2. Translate these sentences:
a) A defender of a fault says to me, “We did this too as young men.” (Juvenal, Sat. 8. 163)
b) Tell me, what have I done except that I didn’t love wisely? (Ovid, Her. 2. 27)
c) We were Troians, there was a Troy (i.e., We are Trojans no more, Troy has come to an end). (Vergil, Aen. 2. 325)
d) You have playeed enough, you have eaten and drunk enough; it is time for you to leave (Horace, Epist. 2. 2. 214)
e) Nature gave us the seeds of knowledge; it didn’t give us knowledge. (Seneca, Epist. 120. 4)

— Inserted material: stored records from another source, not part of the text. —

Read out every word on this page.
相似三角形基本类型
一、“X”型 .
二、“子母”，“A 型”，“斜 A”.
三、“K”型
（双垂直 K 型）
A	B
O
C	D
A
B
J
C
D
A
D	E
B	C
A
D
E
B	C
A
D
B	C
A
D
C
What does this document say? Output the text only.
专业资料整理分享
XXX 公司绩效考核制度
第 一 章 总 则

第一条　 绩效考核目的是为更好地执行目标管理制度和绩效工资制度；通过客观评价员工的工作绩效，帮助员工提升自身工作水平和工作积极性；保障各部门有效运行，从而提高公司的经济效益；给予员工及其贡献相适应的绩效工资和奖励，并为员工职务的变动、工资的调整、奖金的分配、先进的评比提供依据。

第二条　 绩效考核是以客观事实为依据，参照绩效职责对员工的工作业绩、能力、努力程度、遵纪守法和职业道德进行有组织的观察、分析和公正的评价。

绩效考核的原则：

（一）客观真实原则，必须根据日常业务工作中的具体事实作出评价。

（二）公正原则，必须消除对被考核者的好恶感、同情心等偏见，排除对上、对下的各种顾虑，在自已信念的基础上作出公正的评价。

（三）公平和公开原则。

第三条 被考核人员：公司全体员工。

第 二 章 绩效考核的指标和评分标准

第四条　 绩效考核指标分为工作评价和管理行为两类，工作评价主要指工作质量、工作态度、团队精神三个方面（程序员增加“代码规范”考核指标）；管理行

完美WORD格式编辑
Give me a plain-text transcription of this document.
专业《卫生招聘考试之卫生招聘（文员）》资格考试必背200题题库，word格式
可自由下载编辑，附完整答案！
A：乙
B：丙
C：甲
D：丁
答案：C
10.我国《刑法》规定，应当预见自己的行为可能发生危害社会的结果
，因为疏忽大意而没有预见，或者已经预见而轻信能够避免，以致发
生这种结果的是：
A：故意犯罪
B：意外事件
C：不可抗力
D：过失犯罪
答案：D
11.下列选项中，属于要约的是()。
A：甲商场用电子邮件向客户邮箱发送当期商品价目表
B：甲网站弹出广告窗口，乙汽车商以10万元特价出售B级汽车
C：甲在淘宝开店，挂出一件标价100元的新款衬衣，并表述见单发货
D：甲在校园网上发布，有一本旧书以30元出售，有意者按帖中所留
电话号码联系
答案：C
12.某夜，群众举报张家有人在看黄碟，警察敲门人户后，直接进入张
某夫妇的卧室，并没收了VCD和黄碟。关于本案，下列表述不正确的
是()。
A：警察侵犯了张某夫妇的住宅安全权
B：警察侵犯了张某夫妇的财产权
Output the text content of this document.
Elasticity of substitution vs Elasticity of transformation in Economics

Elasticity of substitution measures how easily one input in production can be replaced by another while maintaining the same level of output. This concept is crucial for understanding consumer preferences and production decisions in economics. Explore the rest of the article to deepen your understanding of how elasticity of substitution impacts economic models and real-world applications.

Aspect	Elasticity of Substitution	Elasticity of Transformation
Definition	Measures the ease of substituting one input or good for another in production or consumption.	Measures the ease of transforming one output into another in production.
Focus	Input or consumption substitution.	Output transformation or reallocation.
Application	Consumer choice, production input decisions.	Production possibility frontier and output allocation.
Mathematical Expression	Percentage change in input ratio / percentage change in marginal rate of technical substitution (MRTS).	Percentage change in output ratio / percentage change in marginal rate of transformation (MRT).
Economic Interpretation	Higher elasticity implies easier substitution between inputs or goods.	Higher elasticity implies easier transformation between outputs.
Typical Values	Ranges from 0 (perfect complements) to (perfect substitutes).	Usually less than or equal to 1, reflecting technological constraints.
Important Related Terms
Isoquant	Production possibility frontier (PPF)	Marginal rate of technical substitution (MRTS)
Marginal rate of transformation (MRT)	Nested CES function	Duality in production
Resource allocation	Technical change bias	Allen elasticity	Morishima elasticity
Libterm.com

p. 127-128 Reading Exercise:
vir summâ audâciâ = a man of the highest boldness (descriptive abl.)
illô tempore = at that time (abl. of time)
hâc nocte = in this night (abl. of time)
dê tuô perîculô = about your danger (prepositional abl.)
tacitâ nocte = in a silent night (abl. of time)
âsenibus miserîs = by the miserable old men (prepositional abl.)
servus multâ astûtiâ = a slave of much astuteness (descriptive abl.)
mêcum = with me (prepositional abl.)
hôrîs multîs = within many hours (abl. of time)
magnô post tempore = a long time later (abl. of time)
feminâ summâ pulchritûdine = a woman of the highest beauty (descriptive abl.)
ê forô = out of the marketplace (prepositional abl.)
illô noctis tempore = at that time of night (abl. of time)
cum meâ uxôre = with my wife (prepositional abl.)
annîs decem = within ten years (abl. of time)

p. 128 Reading Exercise/Test Exercise:
After a long time, the sons of Atreus [Agamemnon and Menelaus] captured Ilium [a.k.a. Troy]. For in the tenth year, they finally stormed the city (of) Troy. For at that time the kings sent a wooden horse into the city. Epeus, a man of great astuteness, built that horse. Soldiers were in the horse, armed ones [or: There were armed soldiers in the horse], men of the greatest boldness. These came out of that horse at night and destroyed the city soon (thereafter). Thus, the city (of) Troy perished that day in a single hour.